When we’re talking about Africa, we can’t forget the European imperialists, spreading their white fingers across the dark continent. Graham Greene is one of my favorite writers, his works adventuring across many continents, including Africa.
Having been raised Catholic and turning away from the Church in my adulthood, I am intrigued by Greene as a man, because he followed the opposite path, converting to Catholicism when his childhood was behind him. He plays the role of the romantic, choosing his faith for the love of a woman. He accepts his choices but constantly doubts himself, wondering if he’ll ever truly be one of them.
You can see Graham Greene in many of his characters, like the wayward priest in The Power and the Glory, a good but flawed man, mired in self doubt, feeling so often like he’s faking it as he ministers to the people of Mexico. In The Heart of the Matter, the first character we see is a fellow named Wilson, and though he isn’t the main character, he does bear some of Greene’s traits. He’s a romantic like Greene, trying to fit in with the other imperialists since he has just recently arrived in West Africa.
One thing to notice from the beginning of the novel is Wilson’s ultra awareness of race.

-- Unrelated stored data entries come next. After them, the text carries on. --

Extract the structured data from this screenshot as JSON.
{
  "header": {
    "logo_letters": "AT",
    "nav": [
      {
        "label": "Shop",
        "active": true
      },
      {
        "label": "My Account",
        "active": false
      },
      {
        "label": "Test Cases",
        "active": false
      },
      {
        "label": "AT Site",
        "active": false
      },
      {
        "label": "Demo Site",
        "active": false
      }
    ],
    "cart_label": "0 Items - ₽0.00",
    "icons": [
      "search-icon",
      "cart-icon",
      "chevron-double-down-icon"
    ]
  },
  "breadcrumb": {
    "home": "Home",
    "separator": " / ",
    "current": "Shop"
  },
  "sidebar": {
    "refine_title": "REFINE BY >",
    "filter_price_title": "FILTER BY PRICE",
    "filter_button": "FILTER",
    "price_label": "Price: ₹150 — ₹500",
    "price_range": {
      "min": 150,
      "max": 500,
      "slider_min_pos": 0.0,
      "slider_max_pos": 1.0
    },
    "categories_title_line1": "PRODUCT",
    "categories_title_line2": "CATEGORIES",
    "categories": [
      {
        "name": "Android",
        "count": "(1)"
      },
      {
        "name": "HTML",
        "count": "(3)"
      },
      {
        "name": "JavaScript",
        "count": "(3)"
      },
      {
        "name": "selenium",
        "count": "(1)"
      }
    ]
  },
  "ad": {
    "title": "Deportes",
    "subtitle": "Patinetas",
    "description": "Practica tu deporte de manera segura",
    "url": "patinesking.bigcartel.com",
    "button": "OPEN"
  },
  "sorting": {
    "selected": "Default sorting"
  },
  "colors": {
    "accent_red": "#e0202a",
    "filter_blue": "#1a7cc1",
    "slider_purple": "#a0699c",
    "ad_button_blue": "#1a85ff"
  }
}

He stands on the balcony of his club on a Sunday, waiting for his drink to arrive and watching the people around him. He ponders “the young negresses,” “the black clerks,” “one bearded Indian in a turban,” “a black boy” who brought him his gin, his own “pallor,” all in the first two pages of the book.
He also ponders his secret love of poetry and his futile attempts to keep from standing out among the white crowd. It’s his eyes that give him away, “a brown dog’s eyes, a setter’s eyes, pointing mournfully towards Bond Street.” When all he really wants to be is a white sheep.